Conviene llevar repelente, ya que el morro está repleto de mosquitos que atacan
al turista ni bien se pisa el primer escalón hacia el mirador. También hay una
especie de cien pies gigantes, pero inofensivos. La cima tenía su recompensa y
había aún más. Un segundo mirador a cinco minutos caminando, si hubiera sido
por mí, me quedaba con esa vista, pero Nicolás quiso ver más así que subimos
muy a mi pesar. Casi al llegar me tiré en una roca y dije que allí me quedaba,
Nico llegó al final del camino y me impulsó a que yo también lo hiciera.
Desde
allí se puede apreciar el contorno total de la isla a pesar de la leve nubosidad y a lo lejos Ko
Phi Phi Leh, la isla de la película hasta la cual sólo se puede llegar en barco
y a pasar el día, ya que es parque natural y aún se mantiene protegida.
Lamento
decir que a ese segundo paraíso llamado Ko Phi Phi Leh no pudimos llegar y sólo lo vimos de lejos. Mi
estómago no lo permitió. Pagamos una barcaza tradicional para que nos llevara hasta la segunda isla, íbamos nosotros dos y el tailandés que manejaba la embarcación.

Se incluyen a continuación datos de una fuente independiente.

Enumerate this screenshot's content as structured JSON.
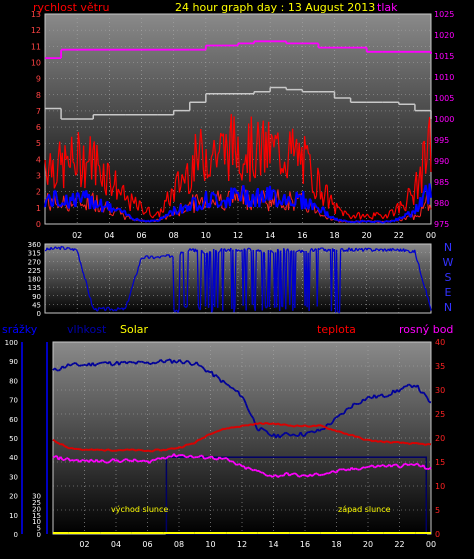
{
  "charts": {
    "top": {
      "left_label": "rychlost větru",
      "title": "24 hour graph day : 13 August 2013",
      "right_label": "tlak",
      "left_ticks": [
        "0",
        "1",
        "2",
        "3",
        "4",
        "5",
        "6",
        "7",
        "8",
        "9",
        "10",
        "11",
        "12",
        "13"
      ],
      "right_ticks": [
        "975",
        "980",
        "985",
        "990",
        "995",
        "1000",
        "1005",
        "1010",
        "1015",
        "1020",
        "1025"
      ]
    },
    "mid": {
      "left_ticks": [
        "0",
        "45",
        "90",
        "135",
        "180",
        "225",
        "270",
        "315",
        "360"
      ],
      "compass": [
        "N",
        "W",
        "S",
        "E",
        "N"
      ]
    },
    "bottom": {
      "labels": {
        "rain": "srážky",
        "humidity": "vlhkost",
        "solar": "Solar",
        "temp": "teplota",
        "dew": "rosný bod"
      },
      "left1_ticks": [
        "0",
        "10",
        "20",
        "30",
        "40",
        "50",
        "60",
        "70",
        "80",
        "90",
        "100"
      ],
      "left2_ticks": [
        "0",
        "5",
        "10",
        "15",
        "20",
        "25",
        "30"
      ],
      "right_ticks": [
        "0",
        "5",
        "10",
        "15",
        "20",
        "25",
        "30",
        "35",
        "40"
      ],
      "sunrise": "východ slunce",
      "sunset": "západ slunce"
    },
    "x_ticks": [
      "02",
      "04",
      "06",
      "08",
      "10",
      "12",
      "14",
      "16",
      "18",
      "20",
      "22",
      "00"
    ]
  },
  "colors": {
    "wind": "#ff0000",
    "gust": "#cc0000",
    "wind_avg": "#0000ff",
    "pressure": "#ff00ff",
    "outline": "#c8c8c8",
    "direction": "#0000cc",
    "humidity": "#000099",
    "temp": "#dd0000",
    "dew": "#ff00ff",
    "solar": "#ffff00",
    "daylight": "#000066",
    "title": "#ffff00"
  },
  "chart_data": [
    {
      "type": "line",
      "title": "24 hour graph day : 13 August 2013",
      "ylabel": "rychlost větru",
      "y2label": "tlak",
      "ylim": [
        0,
        13
      ],
      "y2lim": [
        975,
        1025
      ],
      "x": [
        0,
        1,
        2,
        3,
        4,
        5,
        6,
        7,
        8,
        9,
        10,
        11,
        12,
        13,
        14,
        15,
        16,
        17,
        18,
        19,
        20,
        21,
        22,
        23,
        24
      ],
      "series": [
        {
          "name": "rychlost větru",
          "axis": "left",
          "values": [
            3.5,
            3,
            3.2,
            3.5,
            2.5,
            1,
            0.5,
            0.5,
            1.5,
            3,
            3.5,
            3.8,
            4,
            3.8,
            3.6,
            3.5,
            3.2,
            2,
            0.5,
            0.3,
            0.5,
            0.3,
            0.5,
            1.2,
            4
          ]
        },
        {
          "axis": "left",
          "values": [
            4,
            3.5,
            4,
            4,
            3,
            1.5,
            1,
            0.5,
            2,
            3.5,
            4.5,
            4.5,
            5,
            4.5,
            4.5,
            4.5,
            4,
            2.5,
            1,
            0.5,
            0.5,
            0.5,
            1,
            2,
            5
          ]
        },
        {
          "axis": "left",
          "values": [
            1.5,
            1.5,
            1.5,
            1.5,
            1,
            0.6,
            0.2,
            0.2,
            0.8,
            1.2,
            1.5,
            1.5,
            1.8,
            1.7,
            1.7,
            1.6,
            1.5,
            1,
            0.3,
            0.1,
            0.2,
            0.1,
            0.3,
            0.8,
            2.2
          ]
        },
        {
          "name": "tlak",
          "axis": "right",
          "values": [
            1014.5,
            1016.5,
            1016.5,
            1016.5,
            1016.5,
            1016.5,
            1016.5,
            1016.5,
            1016.5,
            1016.5,
            1017.5,
            1017.5,
            1018,
            1018.5,
            1018.5,
            1018,
            1018,
            1017,
            1017,
            1017,
            1016,
            1016,
            1016,
            1016,
            1015.5
          ]
        },
        {
          "axis": "right",
          "values": [
            1002.5,
            1000,
            1000,
            1001,
            1001,
            1001,
            1001,
            1001,
            1002,
            1004,
            1006,
            1006,
            1006,
            1006.5,
            1007.5,
            1007,
            1006.5,
            1006.5,
            1005,
            1004,
            1004,
            1004,
            1003.5,
            1002,
            1000
          ]
        }
      ]
    },
    {
      "type": "line",
      "ylim": [
        0,
        360
      ],
      "x": [
        0,
        1,
        2,
        3,
        4,
        5,
        6,
        7,
        8,
        9,
        10,
        11,
        12,
        13,
        14,
        15,
        16,
        17,
        18,
        19,
        20,
        21,
        22,
        23,
        24
      ],
      "series": [
        {
          "values": [
            330,
            340,
            330,
            20,
            20,
            20,
            290,
            290,
            300,
            330,
            320,
            330,
            330,
            330,
            320,
            330,
            320,
            330,
            330,
            330,
            330,
            330,
            330,
            320,
            20
          ]
        }
      ]
    },
    {
      "type": "line",
      "ylabel": "vlhkost",
      "y2label": "teplota",
      "ylim": [
        0,
        100
      ],
      "y2lim": [
        0,
        40
      ],
      "x": [
        0,
        1,
        2,
        3,
        4,
        5,
        6,
        7,
        8,
        9,
        10,
        11,
        12,
        13,
        14,
        15,
        16,
        17,
        18,
        19,
        20,
        21,
        22,
        23,
        24
      ],
      "series": [
        {
          "name": "vlhkost",
          "axis": "left",
          "values": [
            85,
            88,
            88,
            89,
            89,
            89,
            89,
            90,
            90,
            89,
            84,
            78,
            72,
            55,
            51,
            52,
            52,
            54,
            60,
            67,
            71,
            72,
            75,
            78,
            68
          ]
        },
        {
          "name": "teplota",
          "axis": "right",
          "values": [
            19.5,
            18,
            17.5,
            17.5,
            17.5,
            17.5,
            17.3,
            17.5,
            18,
            19,
            21,
            22,
            22.5,
            23,
            23,
            22.6,
            22.5,
            22.5,
            21.5,
            20.5,
            19.5,
            19.2,
            19,
            18.8,
            18.6
          ]
        },
        {
          "name": "rosný bod",
          "axis": "right",
          "values": [
            16,
            15.5,
            15.2,
            15.2,
            15.3,
            15.3,
            15,
            16,
            16.5,
            16,
            16,
            15.5,
            14,
            13,
            12,
            12.5,
            12,
            12.5,
            13,
            13.5,
            14,
            14.2,
            14.2,
            14.5,
            13.5
          ]
        },
        {
          "name": "Solar",
          "axis": "left",
          "values": [
            0,
            0,
            0,
            0,
            0,
            0,
            0,
            0,
            0,
            0,
            0,
            0,
            0,
            0,
            0,
            0,
            0,
            0,
            0,
            0,
            0,
            0,
            0,
            0,
            0
          ]
        }
      ],
      "annotations": [
        "východ slunce",
        "západ slunce"
      ],
      "daylight_hours": [
        7.2,
        23.7
      ]
    }
  ]
}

El viaje fue para mí una nueva odisea, temiendo que la barcaza se diera vuelta
en el mar, no hice otra cosa que gritar cada vez que caíamos en picada teniendo
en cuenta que yo no sé nadar. Me aferré a la madera por 25 eternos minutos
hasta que llegamos a una especie de cueva rocosa con pececitos de colores que
se veían bajo el agua cristalina, casi transparente. La barcaza paró, pero el
movimiento del mar me hizo vomitar: una, dos, tres, cuatro veces y más. Odié el
paraíso, así que le pedimos al tailandés que regresara al punto de partida pero
a pesar de que el hombre ya había cobrado su dinero insistió bastante con que
no podíamos perdernos lo que aún para nosotros era desconocido.
Nos
quedamos sin bajar a Maya Bay. La vuelta fue peor que la ida, así que con mucho
esfuerzo tomé un chaleco salvavidas y me lo coloqué con la ayuda de Nico. Él
iba bien, pero también con miedo a volcar. El oleaje era intenso y el tailandés
se reía, preguntándome si estaba bien. ¡Obvio que no estaba bien! En fin, me
imaginé en el hospital con vista al mar y el suero ingresando en mi cuerpo. Finalmente
pisamos tierra y caminé como pude hasta la cabaña, que ese día se transformó
para mí en el paraíso eterno. Faltaban apenas unas horas para despedirnos de la
isla y viajar a Phuket, otra vez dos horas de barco y 45 minutos de camioneta,
pero tras el miedo al naufragio nada podía ser peor.